16 Apr Workforce by the Numbers: The Charlotte region’s most unique jobs might surprise you
Charlotte Works is pleased to continue Workforce by the Numbers, spotlighting workforce research from around the region. Data and analysis are provided through our partnership with the Charlotte Chamber.
Whether it’s gaming supervisors in Nevada or farm workers in California, one occupation is often associated with a region or a state more than any other. The Pew Research Center recently completed an examination of the unique job for each state.
We took this data a step further to understand the unique nuances of our region.
Based on labor force composition data from EMSI, we reviewed the location quotients for every occupation for every job in our region and each individual county. A location quotient measures the concentration of a job in a particular area relative to the national average concentration for that job. Therefore, a region’s most distinctive or unique job is the one with the highest location quotient.

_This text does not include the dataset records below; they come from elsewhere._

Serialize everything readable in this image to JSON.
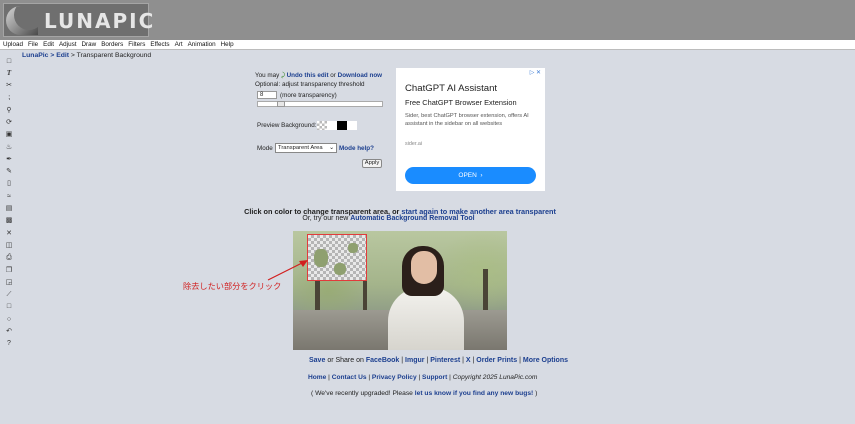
{
  "header": {
    "logo_text": "LUNAPIC"
  },
  "menu": [
    "Upload",
    "File",
    "Edit",
    "Adjust",
    "Draw",
    "Borders",
    "Filters",
    "Effects",
    "Art",
    "Animation",
    "Help"
  ],
  "breadcrumb": {
    "root": "LunaPic",
    "sep1": " > ",
    "section": "Edit",
    "sep2": " > ",
    "current": "Transparent Background"
  },
  "toolbar_icons": [
    "select-icon",
    "text-icon",
    "scissors-icon",
    "brush-icon",
    "zoom-icon",
    "rotate-icon",
    "crop-icon",
    "fill-icon",
    "eyedropper-icon",
    "pencil-icon",
    "eraser-icon",
    "smudge-icon",
    "layers-icon",
    "save-icon",
    "close-icon",
    "new-icon",
    "print-icon",
    "copy-icon",
    "paste-icon",
    "line-icon",
    "rectangle-icon",
    "circle-icon",
    "undo-icon",
    "help-icon"
  ],
  "controls": {
    "you_may": "You may",
    "undo_label": "Undo this edit",
    "or": "or",
    "download_label": "Download now",
    "optional_text": "Optional: adjust transparency threshold",
    "threshold_value": "8",
    "threshold_hint": "(more transparency)",
    "slider_fraction": 0.16,
    "preview_label": "Preview Background:",
    "preview_swatches": [
      "checker",
      "#ffffff",
      "#000000",
      "#ffffff"
    ],
    "mode_label": "Mode",
    "mode_selected": "Transparent Area",
    "mode_help": "Mode help?",
    "apply_label": "Apply"
  },
  "ad": {
    "title": "ChatGPT AI Assistant",
    "subtitle": "Free ChatGPT Browser Extension",
    "body": "Sider, best ChatGPT browser extension, offers AI assistant in the sidebar on all websites",
    "domain": "sider.ai",
    "cta": "OPEN",
    "cta_icon": "chevron-right-icon"
  },
  "instructions": {
    "line1_text": "Click on color to change transparent area, or ",
    "line1_link": "start again to make another area transparent",
    "line2_text": "Or, try our new ",
    "line2_link": "Automatic Background Removal Tool"
  },
  "annotation": {
    "text": "除去したい部分をクリック",
    "color": "#d11f1f"
  },
  "footer": {
    "save": "Save",
    "share_text": "or Share on",
    "facebook": "FaceBook",
    "imgur": "Imgur",
    "pinterest": "Pinterest",
    "x": "X",
    "order_prints": "Order Prints",
    "more_options": "More Options",
    "home": "Home",
    "contact": "Contact Us",
    "privacy": "Privacy Policy",
    "support": "Support",
    "copyright": "Copyright 2025 ",
    "brand": "LunaPic.com",
    "upgrade_pre": "( We've recently upgraded! Please ",
    "upgrade_link": "let us know if you find any new bugs!",
    "upgrade_post": " )"
  }
}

Looking at the top 15 unique jobs in our region, our strong historical ties to textile manufacturing shines through. The region has six times number of textile machine setters when compared to the United States.
Credit analysts are the second unique occupation to our region, with three times the concentration of this occupation. With earnings of $38.24 per hour, this also happens to be one of the region’s higher-paying occupations.
The region also boasts one of the highest concentrations of flight attendants in the country, with more than three times the national average. With annual openings of 420, it’s also one of the fastest-growing occupations.
Let’s look at the individual counties in our region: in seven of the 10 counties that comprise the region, textile machine setter is the unique occupation. Location quotient values range from 12 in Rowan County to 34 in Gaston County for this occupation.
While Charlotte is known as a banking town, flight attendants topped the list in Mecklenburg County. Taking a little deeper dive into the data for Mecklenburg, finance and aviation are well represented:
- credit analysts rank second with five times the concentration,
- financial examiners are third with four times,
- aircraft pilots are fourth with three-and-a-half times
- and construction workers round out the top five with three times the concentration when compared to the United States.
The unique occupation in Cabarrus County is ushers, lobby attendants and ticket takers. Lowe’s Motor Speedway and other tourist-related activities create the high concentration of this occupation.
Union County’s unique occupation is metal furnace operators, tenders, pourers and casters. This is due to fact the county has 55 times more metal processing and production operations when compared to the United States.
In addition to topography, climate and history, a region’s unique occupation may serve as sense of pride for a place. The unique occupation in Indiana is boilermakers; New York has fashion designers and Maine has loggers. The economy of North Carolina (and our region) is one of the most dynamic in the country, with advanced manufacturing, healthcare, financial services and logistics all playing key roles in our diverse economy. But textile manufacturing is still what makes us unique.
Paul E. Hendershot serves as director of research at the Charlotte Chamber of Commerce. Prior to joining the Charlotte Chamber team, he worked as manager of business development in the commercial real estate department at Dallas/Fort Worth International Airport (DFW) and spent four years as the research director at the Dallas Regional Chamber. During his tenure with the Chamber, Hendershot completed more than 100 unique economic development projects including Comerica, AT&T, Gulfstream, Arbitron, Capital One and Research in Motion. He is also founder and chief economist of Hendershot Economics, where he defined the life sciences industry for BIOCOM, among other projects in the Greater San Diego region.
Data included in this article is inclusive of North Carolina’s Southwest Region Prosperity Zone, which includes Anson, Cabarrus, Cleveland, Gaston, Iredell, Lincoln, Mecklenburg, Rowan, Stanly and Union counties.